Aufschlussreiche Stammbäume

Im von der Österreichischen Akademie der Wissenschaften (ÖAW) koordinierten EU-Forschungsprojekt HistoGenes hat ein internationales und interdisziplinäres Forschungsteam sich diesen Schatz zunutze gemacht und frische Daten aus Genanalysen mit historischen Aufzeichnungen, Befunden aus archäologischen Ausgrabungen und anthropologischen Ergebnissen kombiniert, um neue Informationen über die Lebensweise der Awaren in Mitteleuropa zu gewinnen.

“Für diese Studie wurden alle verfügbaren Skelette in vier komplett ausgegrabenen Gräberfeldern beprobt. Durch die Kombination mit Ergebnissen aus anderen Disziplinen ergibt sich ein neues, viel detailreicheres Bild vom Leben in Mitteleuropa vor über 1000 Jahren”, sagt Walter Pohl vom Instut für Mittelalterforschung der ÖAW, der das HistoGenes-Projekt, an dem auch das Max-Planck-Institut für evolutionäre Anthropologie das Institute for Advanced Study in Princeton und die ELTE-Uni in Budapest beteiligt sind, leitet.

Praxis der Leviratsehe

Durch die breitflächige Analyse ganzer Gräberfelder über mehrere Generationen hinweg konnten die Forscher:nnen mehrere detaillierte Familienstammbäume anfertigen. Diese decken teilweise einen Zeitraum von 250 Jahren über neun Generationen ab. Die Analyse der DNA von insgesamt 424 Individuen erlaubt unter anderem Rückschlüsse auf die Verwandtschaftsverhältnisse in den frühmittelalterlichen Gemeinschaften.
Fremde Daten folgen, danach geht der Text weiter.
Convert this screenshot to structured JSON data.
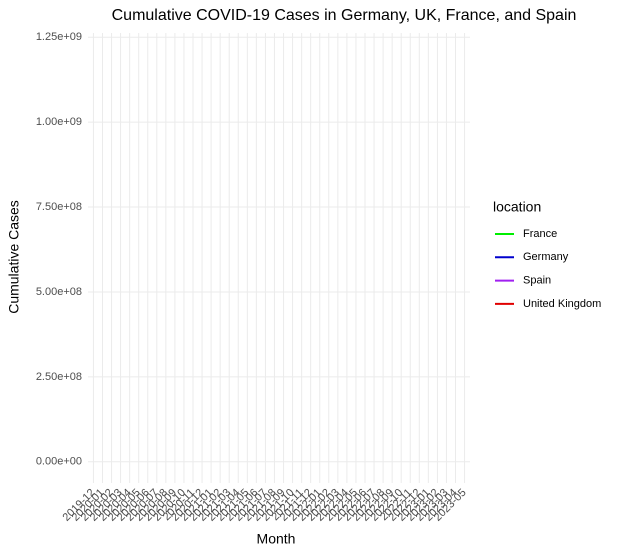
{
  "chart_data": {
    "type": "line",
    "title": "Cumulative COVID-19 Cases in Germany, UK, France, and Spain",
    "x_label": "Month",
    "y_label": "Cumulative Cases",
    "legend_title": "location",
    "categories": [
      "2019-12",
      "2020-01",
      "2020-02",
      "2020-03",
      "2020-04",
      "2020-05",
      "2020-06",
      "2020-07",
      "2020-08",
      "2020-09",
      "2020-10",
      "2020-11",
      "2020-12",
      "2021-01",
      "2021-02",
      "2021-03",
      "2021-04",
      "2021-05",
      "2021-06",
      "2021-07",
      "2021-08",
      "2021-09",
      "2021-10",
      "2021-11",
      "2021-12",
      "2022-01",
      "2022-02",
      "2022-03",
      "2022-04",
      "2022-05",
      "2022-06",
      "2022-07",
      "2022-08",
      "2022-09",
      "2022-10",
      "2022-11",
      "2022-12",
      "2023-01",
      "2023-02",
      "2023-03",
      "2023-04",
      "2023-05"
    ],
    "series": [
      {
        "name": "France",
        "color": "#00ee00",
        "values": [
          null,
          null,
          null,
          null,
          null,
          null,
          null,
          null,
          null,
          null,
          null,
          null,
          null,
          null,
          null,
          null,
          null,
          null,
          null,
          null,
          null,
          null,
          null,
          null,
          null,
          null,
          null,
          null,
          null,
          null,
          null,
          null,
          null,
          null,
          null,
          null,
          null,
          null,
          null,
          null,
          null,
          null
        ]
      },
      {
        "name": "Germany",
        "color": "#0000cd",
        "values": [
          null,
          null,
          null,
          null,
          null,
          null,
          null,
          null,
          null,
          null,
          null,
          null,
          null,
          null,
          null,
          null,
          null,
          null,
          null,
          null,
          null,
          null,
          null,
          null,
          null,
          null,
          null,
          null,
          null,
          null,
          null,
          null,
          null,
          null,
          null,
          null,
          null,
          null,
          null,
          null,
          null,
          null
        ]
      },
      {
        "name": "Spain",
        "color": "#a020f0",
        "values": [
          null,
          null,
          null,
          null,
          null,
          null,
          null,
          null,
          null,
          null,
          null,
          null,
          null,
          null,
          null,
          null,
          null,
          null,
          null,
          null,
          null,
          null,
          null,
          null,
          null,
          null,
          null,
          null,
          null,
          null,
          null,
          null,
          null,
          null,
          null,
          null,
          null,
          null,
          null,
          null,
          null,
          null
        ]
      },
      {
        "name": "United Kingdom",
        "color": "#e00000",
        "values": [
          null,
          null,
          null,
          null,
          null,
          null,
          null,
          null,
          null,
          null,
          null,
          null,
          null,
          null,
          null,
          null,
          null,
          null,
          null,
          null,
          null,
          null,
          null,
          null,
          null,
          null,
          null,
          null,
          null,
          null,
          null,
          null,
          null,
          null,
          null,
          null,
          null,
          null,
          null,
          null,
          null,
          null
        ]
      }
    ],
    "ylim": [
      -62500000,
      1262500000
    ],
    "yticks": [
      {
        "value": 0,
        "label": "0.00e+00"
      },
      {
        "value": 250000000,
        "label": "2.50e+08"
      },
      {
        "value": 500000000,
        "label": "5.00e+08"
      },
      {
        "value": 750000000,
        "label": "7.50e+08"
      },
      {
        "value": 1000000000,
        "label": "1.00e+09"
      },
      {
        "value": 1250000000,
        "label": "1.25e+09"
      }
    ],
    "grid": true,
    "legend": "right"
  }
}
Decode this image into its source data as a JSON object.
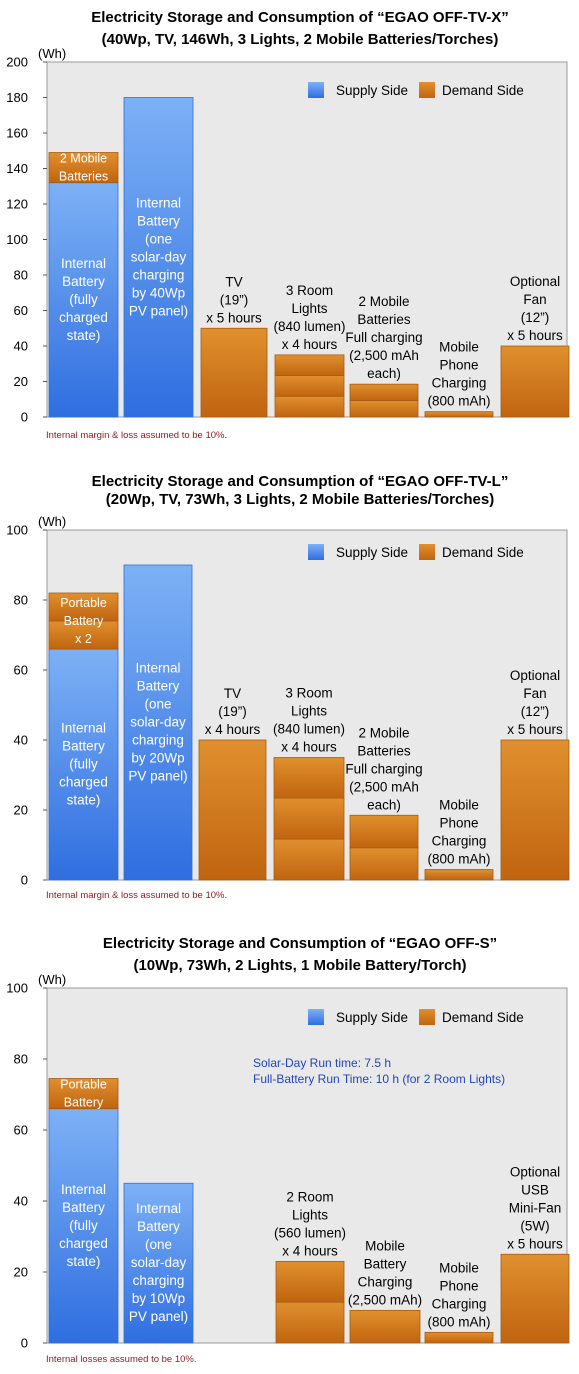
{
  "colors": {
    "supply_top": "#7db1f5",
    "supply_bottom": "#2f6ee0",
    "demand_top": "#e0902e",
    "demand_bottom": "#c06410",
    "plot_bg": "#e9e9e9",
    "note_text": "#8b1a1a",
    "info_text": "#2244bb"
  },
  "chart_data": [
    {
      "type": "bar",
      "stacked": true,
      "title": "Electricity Storage and Consumption of “EGAO OFF-TV-X”",
      "subtitle": "(40Wp, TV, 146Wh, 3 Lights, 2 Mobile Batteries/Torches)",
      "ylabel": "(Wh)",
      "ylim": [
        0,
        200
      ],
      "yticks": [
        0,
        20,
        40,
        60,
        80,
        100,
        120,
        140,
        160,
        180,
        200
      ],
      "grid": false,
      "legend": [
        "Supply Side",
        "Demand Side"
      ],
      "legend_position": "top-right",
      "note": "Internal margin & loss assumed to be 10%.",
      "info_lines": [],
      "bars": [
        {
          "side": "supply",
          "segments": [
            132,
            17
          ],
          "segment_sides": [
            "supply",
            "demand"
          ],
          "labels": [
            [
              "Internal",
              "Battery",
              "(fully",
              "charged",
              "state)"
            ],
            [
              "2 Mobile",
              "Batteries"
            ]
          ]
        },
        {
          "side": "supply",
          "segments": [
            180
          ],
          "segment_sides": [
            "supply"
          ],
          "labels": [
            [
              "Internal",
              "Battery",
              "(one",
              "solar-day",
              "charging",
              "by 40Wp",
              "PV panel)"
            ]
          ]
        },
        {
          "side": "demand",
          "segments": [
            50
          ],
          "segment_sides": [
            "demand"
          ],
          "labels": [
            [
              "TV",
              "(19”)",
              "x 5 hours"
            ]
          ]
        },
        {
          "side": "demand",
          "segments": [
            11.7,
            11.7,
            11.6
          ],
          "segment_sides": [
            "demand",
            "demand",
            "demand"
          ],
          "labels": [
            [
              "3 Room",
              "Lights",
              "(840 lumen)",
              "x 4 hours"
            ]
          ]
        },
        {
          "side": "demand",
          "segments": [
            9.3,
            9.2
          ],
          "segment_sides": [
            "demand",
            "demand"
          ],
          "labels": [
            [
              "2 Mobile",
              "Batteries",
              "Full charging",
              "(2,500 mAh",
              "each)"
            ]
          ]
        },
        {
          "side": "demand",
          "segments": [
            3
          ],
          "segment_sides": [
            "demand"
          ],
          "labels": [
            [
              "Mobile",
              "Phone",
              "Charging",
              "(800 mAh)"
            ]
          ]
        },
        {
          "side": "demand",
          "segments": [
            40
          ],
          "segment_sides": [
            "demand"
          ],
          "labels": [
            [
              "Optional",
              "Fan",
              "(12”)",
              "x 5 hours"
            ]
          ]
        }
      ]
    },
    {
      "type": "bar",
      "stacked": true,
      "title": "Electricity Storage and Consumption of “EGAO OFF-TV-L”",
      "subtitle": "(20Wp, TV, 73Wh, 3 Lights, 2 Mobile Batteries/Torches)",
      "ylabel": "(Wh)",
      "ylim": [
        0,
        100
      ],
      "yticks": [
        0,
        20,
        40,
        60,
        80,
        100
      ],
      "grid": false,
      "legend": [
        "Supply Side",
        "Demand Side"
      ],
      "legend_position": "top-right",
      "note": "Internal margin & loss assumed to be 10%.",
      "info_lines": [],
      "bars": [
        {
          "side": "supply",
          "segments": [
            66,
            8,
            8
          ],
          "segment_sides": [
            "supply",
            "demand",
            "demand"
          ],
          "labels": [
            [
              "Internal",
              "Battery",
              "(fully",
              "charged",
              "state)"
            ],
            [
              "Portable",
              "Battery",
              "x 2"
            ]
          ]
        },
        {
          "side": "supply",
          "segments": [
            90
          ],
          "segment_sides": [
            "supply"
          ],
          "labels": [
            [
              "Internal",
              "Battery",
              "(one",
              "solar-day",
              "charging",
              "by 20Wp",
              "PV panel)"
            ]
          ]
        },
        {
          "side": "demand",
          "segments": [
            40
          ],
          "segment_sides": [
            "demand"
          ],
          "labels": [
            [
              "TV",
              "(19”)",
              "x 4 hours"
            ]
          ]
        },
        {
          "side": "demand",
          "segments": [
            11.7,
            11.7,
            11.6
          ],
          "segment_sides": [
            "demand",
            "demand",
            "demand"
          ],
          "labels": [
            [
              "3 Room",
              "Lights",
              "(840 lumen)",
              "x 4 hours"
            ]
          ]
        },
        {
          "side": "demand",
          "segments": [
            9.2,
            9.3
          ],
          "segment_sides": [
            "demand",
            "demand"
          ],
          "labels": [
            [
              "2 Mobile",
              "Batteries",
              "Full charging",
              "(2,500 mAh",
              "each)"
            ]
          ]
        },
        {
          "side": "demand",
          "segments": [
            3
          ],
          "segment_sides": [
            "demand"
          ],
          "labels": [
            [
              "Mobile",
              "Phone",
              "Charging",
              "(800 mAh)"
            ]
          ]
        },
        {
          "side": "demand",
          "segments": [
            40
          ],
          "segment_sides": [
            "demand"
          ],
          "labels": [
            [
              "Optional",
              "Fan",
              "(12”)",
              "x 5 hours"
            ]
          ]
        }
      ]
    },
    {
      "type": "bar",
      "stacked": true,
      "title": "Electricity Storage and Consumption of “EGAO OFF-S”",
      "subtitle": "(10Wp, 73Wh, 2 Lights, 1 Mobile Battery/Torch)",
      "ylabel": "(Wh)",
      "ylim": [
        0,
        100
      ],
      "yticks": [
        0,
        20,
        40,
        60,
        80,
        100
      ],
      "grid": false,
      "legend": [
        "Supply Side",
        "Demand Side"
      ],
      "legend_position": "top-right",
      "note": "Internal losses assumed to be 10%.",
      "info_lines": [
        "Solar-Day Run time:      7.5 h",
        "Full-Battery Run Time:  10 h  (for 2 Room Lights)"
      ],
      "bars": [
        {
          "side": "supply",
          "segments": [
            66,
            8.5
          ],
          "segment_sides": [
            "supply",
            "demand"
          ],
          "labels": [
            [
              "Internal",
              "Battery",
              "(fully",
              "charged",
              "state)"
            ],
            [
              "Portable",
              "Battery"
            ]
          ]
        },
        {
          "side": "supply",
          "segments": [
            45
          ],
          "segment_sides": [
            "supply"
          ],
          "labels": [
            [
              "Internal",
              "Battery",
              "(one",
              "solar-day",
              "charging",
              "by 10Wp",
              "PV panel)"
            ]
          ]
        },
        {
          "side": "none",
          "segments": [],
          "segment_sides": [],
          "labels": []
        },
        {
          "side": "demand",
          "segments": [
            11.5,
            11.5
          ],
          "segment_sides": [
            "demand",
            "demand"
          ],
          "labels": [
            [
              "2 Room",
              "Lights",
              "(560 lumen)",
              "x 4 hours"
            ]
          ]
        },
        {
          "side": "demand",
          "segments": [
            9.2
          ],
          "segment_sides": [
            "demand"
          ],
          "labels": [
            [
              "Mobile",
              "Battery",
              "Charging",
              "(2,500 mAh)"
            ]
          ]
        },
        {
          "side": "demand",
          "segments": [
            3
          ],
          "segment_sides": [
            "demand"
          ],
          "labels": [
            [
              "Mobile",
              "Phone",
              "Charging",
              "(800 mAh)"
            ]
          ]
        },
        {
          "side": "demand",
          "segments": [
            25
          ],
          "segment_sides": [
            "demand"
          ],
          "labels": [
            [
              "Optional",
              "USB",
              "Mini-Fan",
              "(5W)",
              "x 5 hours"
            ]
          ]
        }
      ]
    }
  ]
}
“Es finden sich zum Beispiel genetische Hinweise darauf, dass Frauen regelmäßig Kinder von mehreren miteinander verwandten Männern bekommen haben. Meine Dissertantin Sandra Wabnitz hat dann die Belegstellen für diese Praxis, die sogenannte Leviratsehe, in chinesischen Quellen aus der Zeit gefunden”, erklärt Pohl.

Männer bleiben, Frauen gehen

Dieser multidisziplinäre Ansatz liefert wertvolle Ergänzungen zu bestehendem Wissen. Über die weibliche Bevölkerung im Awarenreich sind aus historischen Quellen zum Beispiel kaum Information überliefert. Die neue Arbeit legt nahe, dass Männer damals nach der Hochzeit in ihren Gemeinschaften verblieben sind, während die Frauen ihre Familien verlassen haben. Das deckt sich mit historischen Aufzeichnungen über die Lebensweise der Steppenvölker in Zentralasien und legt nahe, dass sie zumindest einen Teil ihrer sozialen Gepflogenheiten auch in ihre neue Heimat mitgenommen haben. 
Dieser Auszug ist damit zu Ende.